14) A voluntary army is implied, along with the extension of public service to all, which may be governmental or nongovernmental in nature.
15) The intent is to put the true state of the nation before the people at all times to help stabilize public sightings and to fight the pernicious images purveyed by Hollywood and Madison Avenue.
16) The single head tax is discussed in Chapter9.
17) The minimum income is too.
18) The countervalors or tribunes have been discussed on pages 249-53.
Margaret Mead once suggested a "Lobby of the Unborn," here drawn in action, and the class might discuss how to structure it. Or perhaps someone could do a paper on the subject.
It may be well to set people to work creating representative structures for armies, prisons, and hospitals. In the last regard, an article called, "On Being Sane in Insane Places," by D. L. Rosenhan, that appeared in Science, January 19, 1973, is interesting.
A dozen professional and nonprofessional persons with normal backgrounds claimed that they were hearing voices in order to be admitted to a variety of mental institutions. They were admitted and held without question on what was essentially a general diagnosis of schizophrenia.
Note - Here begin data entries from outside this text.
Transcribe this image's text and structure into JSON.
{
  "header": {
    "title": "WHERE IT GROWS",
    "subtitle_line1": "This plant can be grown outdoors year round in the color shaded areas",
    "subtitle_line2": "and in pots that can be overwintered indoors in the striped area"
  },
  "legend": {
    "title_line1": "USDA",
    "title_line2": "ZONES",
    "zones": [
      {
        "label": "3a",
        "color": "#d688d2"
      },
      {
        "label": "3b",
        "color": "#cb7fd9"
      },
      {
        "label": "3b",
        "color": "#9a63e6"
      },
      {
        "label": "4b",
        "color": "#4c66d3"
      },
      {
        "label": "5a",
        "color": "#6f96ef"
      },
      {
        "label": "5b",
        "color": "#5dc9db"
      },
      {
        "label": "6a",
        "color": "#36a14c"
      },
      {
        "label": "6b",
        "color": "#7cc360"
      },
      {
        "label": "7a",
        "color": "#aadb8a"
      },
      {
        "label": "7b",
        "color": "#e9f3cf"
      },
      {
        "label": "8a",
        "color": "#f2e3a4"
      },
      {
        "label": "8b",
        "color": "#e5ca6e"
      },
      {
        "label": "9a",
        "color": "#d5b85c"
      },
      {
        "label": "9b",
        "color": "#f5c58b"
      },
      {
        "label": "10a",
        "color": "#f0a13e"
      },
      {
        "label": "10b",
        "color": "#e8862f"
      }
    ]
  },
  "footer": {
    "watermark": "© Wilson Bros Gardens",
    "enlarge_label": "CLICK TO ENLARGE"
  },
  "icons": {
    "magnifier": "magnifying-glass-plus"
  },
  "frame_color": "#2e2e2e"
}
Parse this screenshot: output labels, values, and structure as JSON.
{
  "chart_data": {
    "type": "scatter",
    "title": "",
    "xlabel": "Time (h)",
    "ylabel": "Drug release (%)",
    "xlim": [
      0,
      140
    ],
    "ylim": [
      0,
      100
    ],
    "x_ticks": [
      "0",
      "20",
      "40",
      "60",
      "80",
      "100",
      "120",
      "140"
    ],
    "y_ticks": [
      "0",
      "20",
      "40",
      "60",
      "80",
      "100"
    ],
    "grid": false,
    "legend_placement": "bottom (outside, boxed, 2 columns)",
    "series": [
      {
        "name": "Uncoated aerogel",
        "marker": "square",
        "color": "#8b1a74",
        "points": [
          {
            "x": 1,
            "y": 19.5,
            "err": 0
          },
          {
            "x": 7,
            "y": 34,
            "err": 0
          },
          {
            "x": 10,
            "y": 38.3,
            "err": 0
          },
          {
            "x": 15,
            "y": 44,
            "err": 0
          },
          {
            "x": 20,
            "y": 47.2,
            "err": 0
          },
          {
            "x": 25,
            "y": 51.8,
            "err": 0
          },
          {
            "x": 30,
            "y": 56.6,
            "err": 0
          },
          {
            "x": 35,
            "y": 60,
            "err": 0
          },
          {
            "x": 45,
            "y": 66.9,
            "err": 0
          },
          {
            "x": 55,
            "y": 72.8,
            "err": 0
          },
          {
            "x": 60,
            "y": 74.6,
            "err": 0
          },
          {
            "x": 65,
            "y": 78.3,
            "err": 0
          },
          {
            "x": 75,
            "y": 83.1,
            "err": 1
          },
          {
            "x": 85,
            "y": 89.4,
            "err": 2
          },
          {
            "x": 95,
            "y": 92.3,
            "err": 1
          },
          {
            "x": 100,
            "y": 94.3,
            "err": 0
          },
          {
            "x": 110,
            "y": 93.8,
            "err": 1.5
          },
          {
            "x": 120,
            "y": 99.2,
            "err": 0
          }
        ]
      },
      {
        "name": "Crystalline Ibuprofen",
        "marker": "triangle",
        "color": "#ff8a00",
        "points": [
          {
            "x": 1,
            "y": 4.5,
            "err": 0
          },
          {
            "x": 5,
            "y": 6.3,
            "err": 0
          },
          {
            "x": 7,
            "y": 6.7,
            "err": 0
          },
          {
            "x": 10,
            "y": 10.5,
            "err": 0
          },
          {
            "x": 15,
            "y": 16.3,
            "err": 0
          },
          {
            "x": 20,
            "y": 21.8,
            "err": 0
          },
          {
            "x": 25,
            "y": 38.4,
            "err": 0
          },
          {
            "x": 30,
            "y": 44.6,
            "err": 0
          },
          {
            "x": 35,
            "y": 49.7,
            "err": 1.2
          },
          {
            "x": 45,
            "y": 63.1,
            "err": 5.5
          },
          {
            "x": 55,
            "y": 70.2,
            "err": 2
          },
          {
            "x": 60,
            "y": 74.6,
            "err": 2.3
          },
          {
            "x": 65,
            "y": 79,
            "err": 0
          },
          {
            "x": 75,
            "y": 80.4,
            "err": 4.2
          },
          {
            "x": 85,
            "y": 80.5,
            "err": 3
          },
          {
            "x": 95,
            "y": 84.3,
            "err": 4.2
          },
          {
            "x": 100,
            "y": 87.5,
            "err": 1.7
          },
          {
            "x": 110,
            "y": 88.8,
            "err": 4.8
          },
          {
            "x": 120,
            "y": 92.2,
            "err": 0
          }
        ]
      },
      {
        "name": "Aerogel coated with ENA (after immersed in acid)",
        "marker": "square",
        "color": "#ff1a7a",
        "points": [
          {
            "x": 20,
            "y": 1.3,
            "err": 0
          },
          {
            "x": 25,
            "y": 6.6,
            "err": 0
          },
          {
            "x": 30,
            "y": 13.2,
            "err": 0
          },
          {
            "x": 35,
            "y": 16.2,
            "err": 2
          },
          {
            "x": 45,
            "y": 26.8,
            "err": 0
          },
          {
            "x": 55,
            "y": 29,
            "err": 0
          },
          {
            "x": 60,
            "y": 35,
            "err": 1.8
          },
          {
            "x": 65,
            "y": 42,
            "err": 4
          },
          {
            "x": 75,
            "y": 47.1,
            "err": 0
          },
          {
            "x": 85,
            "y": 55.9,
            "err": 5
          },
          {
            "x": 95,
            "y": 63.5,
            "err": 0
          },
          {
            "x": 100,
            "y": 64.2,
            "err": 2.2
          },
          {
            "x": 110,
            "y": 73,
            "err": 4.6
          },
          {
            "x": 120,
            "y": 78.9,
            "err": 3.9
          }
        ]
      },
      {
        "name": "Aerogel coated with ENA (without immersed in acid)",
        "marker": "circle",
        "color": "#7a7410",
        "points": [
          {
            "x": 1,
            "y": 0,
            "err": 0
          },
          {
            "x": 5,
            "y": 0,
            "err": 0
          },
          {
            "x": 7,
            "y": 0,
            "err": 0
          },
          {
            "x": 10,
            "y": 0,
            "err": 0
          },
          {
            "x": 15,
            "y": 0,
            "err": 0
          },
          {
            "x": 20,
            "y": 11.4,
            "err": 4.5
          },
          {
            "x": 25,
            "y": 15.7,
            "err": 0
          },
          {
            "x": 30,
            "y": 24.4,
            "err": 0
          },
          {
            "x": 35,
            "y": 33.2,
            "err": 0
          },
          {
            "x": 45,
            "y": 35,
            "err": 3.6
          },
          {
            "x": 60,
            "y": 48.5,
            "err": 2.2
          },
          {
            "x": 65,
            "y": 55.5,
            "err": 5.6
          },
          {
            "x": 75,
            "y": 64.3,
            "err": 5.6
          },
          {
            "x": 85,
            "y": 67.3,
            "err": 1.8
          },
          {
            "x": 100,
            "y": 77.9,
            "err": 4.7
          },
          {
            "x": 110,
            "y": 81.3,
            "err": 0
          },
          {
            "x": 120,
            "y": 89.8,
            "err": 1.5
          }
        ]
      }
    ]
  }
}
When they finally insisted upon being let out, they were discharged in "schizophrenic remission." Not a single professional person or attendant in any of the hospitals challenged the validity of the experimenters' presence. "The fact that the patients often recognized normality when the staff did not raises important questions," wrote the author.
An objective of corporatism and guild socialism is signalled in the idea of worker-ownership in industry. The doctrine of a new role for unions is proposed. It is felt that, in this spaceship age, the mere extension of demands cannot go on. Heavy approaching pension obligations and implacably rising prices are plaguing many governmental jurisdictions and industries. A tide of indirect, long-postponed costs are catching up with our "developed" society.
This page also asserts a doctrine of a loose party system. Parties operate best, it is said, when they are permeable to reforms generated outside the party system and governmental structure.
There is a need for inventions in political structures. Perhaps I should not have sounded the death knell of behavioralism, since I immediately qualify myself: "John Brown's spirit goes marching on" and gives the behavioralists a large task in switching over to the applied scientific work of creating governmental structures.
The suggestions for future representative devices that conclude the Chaptermight be followed up by pairs or committees of students. They could prepare proposals to implement each of the devices suggested. The implementation might be through a large-scale geographic or functional group. In every case they should add a plan of how to gain public acceptance for the device.